Литмир - Электронная Библиотека

– интеллект (не просто «ум», а неутолимое любопытство и желание учиться ради самой учебы);

– професиональная этика (природная потребность делать что-то настолько хорошо, насколько это вообще возможно);

– эмпатия (умение сопереживать и внимание к тому, что испытывают окружающие, понимание того, как сказываются на них ваши действия);

– самоосознание и честность (понимание собственных побуждений и естественная склонность поступать правильно, проявляя открытость и превосходный здравый смысл).
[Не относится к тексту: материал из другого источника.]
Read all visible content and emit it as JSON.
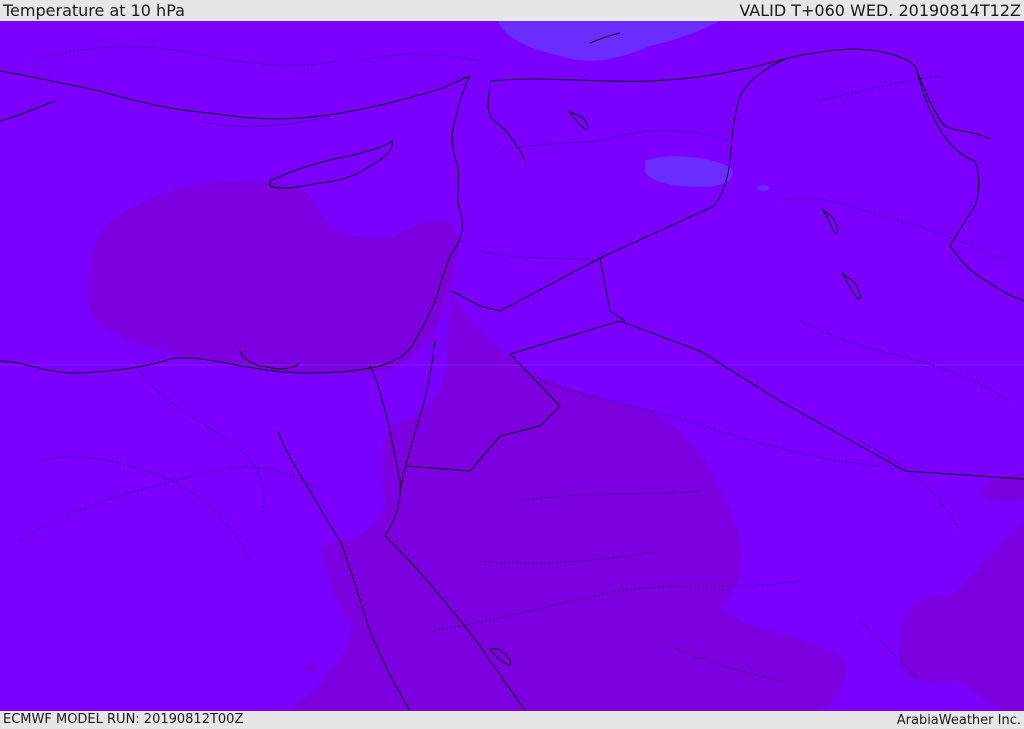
{
  "header": {
    "title": "Temperature at 10 hPa",
    "valid": "VALID T+060 WED. 20190814T12Z"
  },
  "footer": {
    "model_run": "ECMWF MODEL RUN: 20190812T00Z",
    "credit": "ArabiaWeather Inc."
  },
  "colors": {
    "base_field": "#7b00ff",
    "warm_field": "#7d00e0",
    "cool_field": "#6b22ff",
    "coastline": "#111111",
    "borders": "#222222"
  }
}
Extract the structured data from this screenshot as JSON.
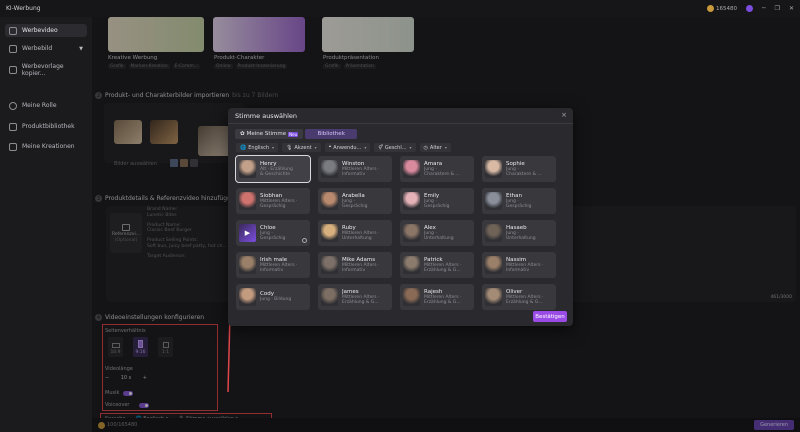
{
  "window": {
    "title": "KI-Werbung",
    "credits": "165480"
  },
  "sidebar": {
    "items": [
      {
        "label": "Werbevideo",
        "active": true
      },
      {
        "label": "Werbebild",
        "chevron": true
      },
      {
        "label": "Werbevorlage kopier..."
      },
      {
        "label": "Meine Rolle"
      },
      {
        "label": "Produktbibliothek"
      },
      {
        "label": "Meine Kreationen"
      }
    ]
  },
  "templates": [
    {
      "title": "Kreative Werbung",
      "tags": [
        "Grafik",
        "Marken-Kreation",
        "E-Comm..."
      ]
    },
    {
      "title": "Produkt-Charakter",
      "tags": [
        "Online",
        "Produkt-Inszenierung"
      ]
    },
    {
      "title": "Produktpräsentation",
      "tags": [
        "Grafik",
        "Präsentation"
      ]
    }
  ],
  "section2": {
    "num": "2",
    "title": "Produkt- und Charakterbilder importieren",
    "hint": "bis zu 7 Bildern",
    "more": "Bilder auswählen"
  },
  "section3": {
    "num": "3",
    "title": "Produktdetails & Referenzvideo hinzufügen",
    "ref_label": "Referenzvi...",
    "ref_sub": "(Optional)",
    "lines": [
      "Brand Name:",
      "Lunetic Bites",
      "",
      "Product Name:",
      "Classic Beef Burger",
      "",
      "Product Selling Points:",
      "Soft bun, juicy beef patty, hot ch...",
      "",
      "Target Audience:"
    ],
    "counter": "461/3000"
  },
  "section4": {
    "num": "4",
    "title": "Videoeinstellungen konfigurieren",
    "ratio_label": "Seitenverhältnis",
    "ratios": [
      "16:9",
      "9:16",
      "1:1"
    ],
    "length_label": "Videolänge",
    "length_value": "10 s",
    "music_label": "Musik",
    "voice_label": "Voiceover"
  },
  "bottom_bar": {
    "language_label": "Sprache",
    "language": "Englisch",
    "voice_select": "Stimme auswählen",
    "credits": "100/165480",
    "generate": "Generieren"
  },
  "modal": {
    "title": "Stimme auswählen",
    "tabs": {
      "mine": "Meine Stimme",
      "mine_badge": "Neu",
      "library": "Bibliothek"
    },
    "filters": [
      {
        "icon": "🌐",
        "label": "Englisch"
      },
      {
        "icon": "🎙",
        "label": "Akzent"
      },
      {
        "icon": "❝",
        "label": "Anwendu..."
      },
      {
        "icon": "⚥",
        "label": "Geschl..."
      },
      {
        "icon": "◷",
        "label": "Alter"
      }
    ],
    "voices": [
      {
        "name": "Henry",
        "desc1": "Alt · Erzählung",
        "desc2": "& Geschichte",
        "selected": true,
        "color": "#c2a089"
      },
      {
        "name": "Winston",
        "desc1": "Mittleren Alters ·",
        "desc2": "Informativ",
        "color": "#7b7c82"
      },
      {
        "name": "Amara",
        "desc1": "Jung ·",
        "desc2": "Charaktere & ...",
        "color": "#d98a9d"
      },
      {
        "name": "Sophie",
        "desc1": "Jung ·",
        "desc2": "Charaktere & ...",
        "color": "#d7b9a4"
      },
      {
        "name": "Siobhan",
        "desc1": "Mittleren Alters ·",
        "desc2": "Gesprächig",
        "color": "#d0736f"
      },
      {
        "name": "Arabella",
        "desc1": "Jung ·",
        "desc2": "Gesprächig",
        "color": "#b98a6e"
      },
      {
        "name": "Emily",
        "desc1": "Jung ·",
        "desc2": "Gesprächig",
        "color": "#e4b2b7"
      },
      {
        "name": "Ethan",
        "desc1": "Jung ·",
        "desc2": "Gesprächig",
        "color": "#8a8f9a"
      },
      {
        "name": "Chloe",
        "desc1": "Jung ·",
        "desc2": "Gesprächig",
        "playing": true,
        "color": "#5a3f86"
      },
      {
        "name": "Ruby",
        "desc1": "Mittleren Alters ·",
        "desc2": "Unterhaltung",
        "color": "#d8b07e"
      },
      {
        "name": "Alex",
        "desc1": "Jung ·",
        "desc2": "Unterhaltung",
        "color": "#8b7566"
      },
      {
        "name": "Hasaeb",
        "desc1": "Jung ·",
        "desc2": "Unterhaltung",
        "color": "#6f6257"
      },
      {
        "name": "Irish male",
        "desc1": "Mittleren Alters ·",
        "desc2": "Informativ",
        "color": "#9a8069"
      },
      {
        "name": "Mike Adams",
        "desc1": "Mittleren Alters ·",
        "desc2": "Informativ",
        "color": "#7d7068"
      },
      {
        "name": "Patrick",
        "desc1": "Mittleren Alters ·",
        "desc2": "Erzählung & G...",
        "color": "#8a7b6d"
      },
      {
        "name": "Nassim",
        "desc1": "Mittleren Alters ·",
        "desc2": "Informativ",
        "color": "#9a7f69"
      },
      {
        "name": "Cody",
        "desc1": "Jung · Bildung",
        "desc2": "",
        "color": "#c39b7f"
      },
      {
        "name": "James",
        "desc1": "Mittleren Alters ·",
        "desc2": "Erzählung & G...",
        "color": "#7c6e62"
      },
      {
        "name": "Rajesh",
        "desc1": "Mittleren Alters ·",
        "desc2": "Erzählung & G...",
        "color": "#8a6a55"
      },
      {
        "name": "Oliver",
        "desc1": "Mittleren Alters ·",
        "desc2": "Erzählung & G...",
        "color": "#a48b76"
      }
    ],
    "confirm": "Bestätigen"
  }
}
Откинувшись на топчан, я расхохоталась. Пусть редко, но я вспоминаю про моих бывших сослуживцев в заштатной кофейне (там наше обучение свелось к тому, чтобы научиться включать тэн для подогрева воды), – посмотрели бы они сейчас, как я потею, ношусь и тарабаню это руководство, не видя перед собой ничего дальше пяти футов. Посмотрели бы они, как каждую минуту смены я провожу в слепой панике, а потом мы вместе над этим посмеялись бы.

Угол 2-й и Реблинг оккупировали семьи пуэрториканцев, сидевших в шезлонгах, подтянув поближе переносные холодильники. Взрослые лениво играли в домино. Детишки визжали в фонтане на месте развороченного пожарного гидранта. Я смотрела на них и думала про кофейню на Бедфорд, куда испугалась зайти по приезде. Теперь я, пожалуй, могу туда заглянуть. Я скажу: «Ну да, я работала на «Ла Марзокко». Как, вы не знаете, что это?»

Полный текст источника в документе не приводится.